Pollution Select is a feature selection algorithm method based on ideas from boruta and other iterative selection methods. It finds features that consistently achieve a desired performance criteria and are more important than random noise in monte carlo cross-validation.
- As input, Pollution Select receives a model, a performance evaluation function and a threshold.
- For n_iters:
- Generate k+2 polluted features by selecting k random features, shuffling them to decorrelate with the target, and additionally creating two noisy features by drawing from distributions
- Train the model on a polluted training set with d + k + 2 features and checks that the desired performance threshold is met on the test set (else skip iteration)
- Compare the importance of each original feature to every polluted feature.

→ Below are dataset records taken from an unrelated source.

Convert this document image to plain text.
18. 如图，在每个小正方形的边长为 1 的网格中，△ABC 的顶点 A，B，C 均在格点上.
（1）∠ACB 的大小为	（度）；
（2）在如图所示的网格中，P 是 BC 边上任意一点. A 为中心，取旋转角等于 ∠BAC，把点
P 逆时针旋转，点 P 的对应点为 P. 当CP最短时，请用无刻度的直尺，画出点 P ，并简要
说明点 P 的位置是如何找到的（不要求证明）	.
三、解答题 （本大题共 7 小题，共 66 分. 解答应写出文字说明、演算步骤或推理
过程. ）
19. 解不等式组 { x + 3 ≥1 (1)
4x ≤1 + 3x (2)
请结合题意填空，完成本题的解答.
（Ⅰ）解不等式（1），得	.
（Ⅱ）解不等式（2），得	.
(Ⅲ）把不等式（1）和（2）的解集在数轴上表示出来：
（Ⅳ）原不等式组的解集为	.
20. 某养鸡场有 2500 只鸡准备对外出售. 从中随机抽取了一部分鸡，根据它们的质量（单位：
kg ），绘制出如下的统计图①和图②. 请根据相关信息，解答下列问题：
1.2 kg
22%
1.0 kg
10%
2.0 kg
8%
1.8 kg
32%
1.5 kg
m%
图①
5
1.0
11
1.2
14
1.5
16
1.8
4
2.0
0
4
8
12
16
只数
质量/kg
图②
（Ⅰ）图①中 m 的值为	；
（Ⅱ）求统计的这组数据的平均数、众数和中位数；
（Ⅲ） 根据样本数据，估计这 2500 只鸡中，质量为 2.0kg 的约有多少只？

Assigns each feature a score of 1 for the iteration if its importance is greater than every noisy feature
- Update the overall importance of each feature as cumulative_score / n_iterations
The simplest way to install right now is to clone this repo and then do a local install:
git clone https://github.com/ZainNasrullah/feature-selection-experiments.git
cd feature-selection-experiments
pip install .
Simple example without dropping any features:
import numpy as np
from sklearn.datasets import load_iris
from sklearn.ensemble import RandomForestClassifier
from pollution_select import PollutionSelect
iris = load_iris()
X = iris.data
y = iris.target
X_noise = np.concatenate(
(np.random.rand(150, 1), X, np.random.rand(150, 1)), axis=1
)
def acc(y, preds):
return np.mean(y == preds)
selector = PollutionSelect(
RandomForestClassifier(),
performance_function=acc,
performance_threshold=0.7,
)
X_transform = selector.fit_transform(X_noise, y)
print(selector.feature_importances_)
More complex example with feature dropping:
import numpy as np
from sklearn.datasets import make_classification
from sklearn.ensemble import RandomForestClassifier
from pollution_select import PollutionSelect
X, y = make_classification(
n_samples=1000, n_features=20, n_informative=10, n_redundant=5
)
def acc(y, preds):
return np.mean(y == preds)
selector = PollutionSelect(
RandomForestClassifier(),
n_iter=100,
pollute_type="random_k",
drop_features=True,
performance_threshold=0.7,
performance_function=acc,
min_features=4,
)
selector.fit(X, y)
print(selector.retained_features_)
print(selector.dropped_features_)
print(selector.feature_importances_)
selector.plot_test_scores_by_iters()
selector.plot_test_scores_by_n_features()